- Folha de S. Paulo
Inimigo dissimulado talvez revele-se mais perigoso para a democracia que o inimigo declarado
A alfabetização básica proporciona a leitura da mensagem direta, explícita e superficial, de um texto. Nesse registro, a liminar de Luiz Fux suspendendo a instituição do juiz das garantias foi lida como evidência do ativismo judicial, da incapacidade do STF de operar como corpo único e da sua inclinação a produzir incerteza jurídica. A alfabetização funcional propicia a interpretação do sentido profundo de um texto. Nesse registro, o ato de Fux deve ser decifrado como elemento da campanha presidencial de Sergio Moro.
A inclusão do juiz das garantias na Lei Anticrime nasceu da Vaza Jato. As provas do conluio entre Moro e os procuradores da força-tarefa evidenciaram o desprezo do juiz por seu juramento constitucional de submissão às tábuas da lei —e o perigo de subversão do sistema judicial. Os parlamentares agiram para assegurar a separação entre Estado-acusador e Estado-julgador, um pilar fundamental da democracia. “In Fux we trust”, escreveu Moro a seu comparsa Deltan Dallagnol numa das mensagens que vieram a público. A decisão monocrática do ministro do STF —um desafio a seu pares, ao Congresso e à separação de Poderes— atesta a confiança nele depositada. Mais que isso: ilumina os contornos do Partido de Moro.
Rússia, Turquia, Hungria e Venezuela contam-nos uma mesma história: a transição do governo populista ao regime autoritário passa, invariavelmente, pela politização do sistema judicial. A Justiça deve render-se à política, para calar as vozes dissonantes. Os diálogos expostos pela Vaza Jato mostraram que Moro e os procuradores não só operavam como parceiros mas também acalentavam um projeto de poder. Quando o juiz com causa metamorfoseou-se em ministro da Justiça, a articulação emergiu à luz do Sol. Moro, o homem que prometeu não se reinventar como político, traía sua palavra pela segunda vez.

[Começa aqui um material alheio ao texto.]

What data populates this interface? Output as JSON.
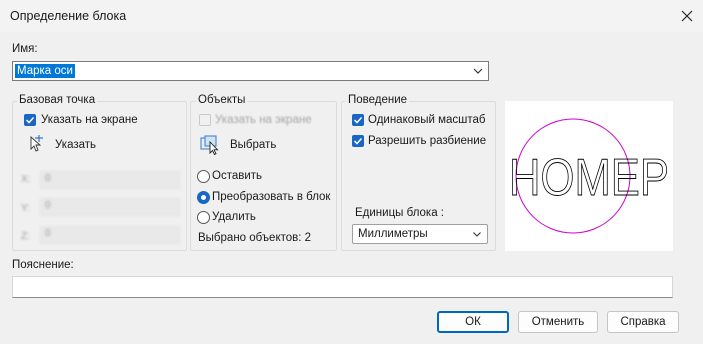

Notícias periféricas desnudam as dimensões da articulação. As reclamações ao STF contra o juiz das garantias partiram do PSL, o antigo partido de Bolsonaro, de duas associações de juízes (Ajufe e AMB) e de uma entidade profissional do Ministério Público (Conamp). Numa nota oficial, Moro celebrou a liminar de Fux. Os elogios salpicaram algumas páginas de jornais assinadas por devotos do ex-juiz e as páginas eletrônicas de blogueiros fieis. O Partido de Moro compõe-se de uma sigla partidária e de porta-vozes midiáticos informais —mas, sobretudo, de organizações corporativas de juízes, promotores e procuradores.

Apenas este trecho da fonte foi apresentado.